Re: [PATCH 4/5] driver core: inhibit automatic driver binding on reserved devices

From: Zev Weiss
Date: Fri Oct 22 2021 - 04:32:38 EST


On Thu, Oct 21, 2021 at 11:46:56PM PDT, Greg Kroah-Hartman wrote:
On Thu, Oct 21, 2021 at 07:00:31PM -0700, Zev Weiss wrote:
Devices whose fwnodes are marked as reserved are instantiated, but
will not have a driver bound to them unless userspace explicitly
requests it by writing to a 'bind' sysfs file. This is to enable
devices that may require special (userspace-mediated) preparation
before a driver can safely probe them.

Signed-off-by: Zev Weiss <zev@xxxxxxxxxxxxxxxxx>
---
drivers/base/bus.c | 2 +-
drivers/base/dd.c | 13 ++++++++-----
drivers/dma/idxd/compat.c | 3 +--
drivers/vfio/mdev/mdev_core.c | 2 +-
include/linux/device.h | 14 +++++++++++++-
5 files changed, 24 insertions(+), 10 deletions(-)
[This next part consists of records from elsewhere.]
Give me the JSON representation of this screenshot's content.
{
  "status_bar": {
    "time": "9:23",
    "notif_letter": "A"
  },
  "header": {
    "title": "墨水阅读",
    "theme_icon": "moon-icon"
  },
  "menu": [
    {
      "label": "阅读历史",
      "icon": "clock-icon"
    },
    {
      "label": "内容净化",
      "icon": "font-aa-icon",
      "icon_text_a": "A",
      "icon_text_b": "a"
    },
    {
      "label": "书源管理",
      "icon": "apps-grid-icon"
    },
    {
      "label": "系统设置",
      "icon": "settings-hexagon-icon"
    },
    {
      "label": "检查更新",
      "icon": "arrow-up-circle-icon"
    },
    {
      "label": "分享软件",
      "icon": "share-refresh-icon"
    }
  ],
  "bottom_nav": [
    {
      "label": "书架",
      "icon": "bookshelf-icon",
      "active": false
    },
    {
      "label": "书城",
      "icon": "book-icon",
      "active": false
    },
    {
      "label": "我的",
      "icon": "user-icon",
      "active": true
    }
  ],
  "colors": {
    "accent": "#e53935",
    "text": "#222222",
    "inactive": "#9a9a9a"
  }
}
Ugh, no, I don't really want to add yet-another-state to the driver core
like this. Why are these devices even in the kernel with a driver that
wants to bind to them registered if the driver somehow should NOT be
bound to it? Shouldn't all of that logic be in the crazy driver itself
as that is a very rare and odd thing to do that the driver core should
not care about at all.

And why does a device need userspace interaction at all? Again, why
would the driver not know about this and handle it all directly?


Let me expand a bit more on the details of the specific situation I'm dealing with...

On a server motherboard we've got a host CPU (Xeon, Epyc, POWER, etc.) and a baseboard management controller, or BMC (typically an ARM SoC, an ASPEED AST2500 in my case). The host CPU's firmware (BIOS/UEFI, ME firmware, etc.) lives in a SPI flash chip. Because it's the host's firmware, that flash chip is connected to and generally (by default) under the control of the host CPU.
But we also want the BMC to be able to perform out-of-band updates to the host's firmware, so the flash is *also* connected to the BMC. There's an external mux (controlled by a GPIO output driven by the BMC) that switches which processor (host or BMC) is actually driving the SPI signals to the flash chip, but there's a bunch of other stuff that's also required before the BMC can flip that switch and take control of the SPI interface:

- the BMC needs to track (and potentially alter) the host's power state to ensure it's not running (in OpenBMC the existing logic for this is an entire non-trivial userspace daemon unto itself)

- it needs to twiddle some other GPIOs to put the ME into recovery mode

- it needs to exchange some IPMI messages with the ME to confirm it got into recovery mode

(Some of the details here are specific to the particular motherboard I'm working with, but I'd guess other systems probably have broadly similar requirements.)

The firmware flash (or at least the BMC's side of the mux in front of it) is attached to a spi-nor controller that's well supported by an existing MTD driver (aspeed-smc), but that driver can't safely probe the chip until all the stuff described above has been done. In particular, this means we can't reasonably bind the driver to that device during the normal device-discovery/driver-binding done in the BMC's boot process (nor do we want to, as that would pull the rug out from under the running host). We basically only ever want to touch that SPI interface when a user (sysadmin using the BMC, let's say) has explicitly initiated an out-of-band firmware update.

So we want the kernel to be aware of the device's existence (so that we *can* bind a driver to it when needed), but we don't want it touching the device unless we really ask for it.

Does that help clarify the motivation for wanting this functionality?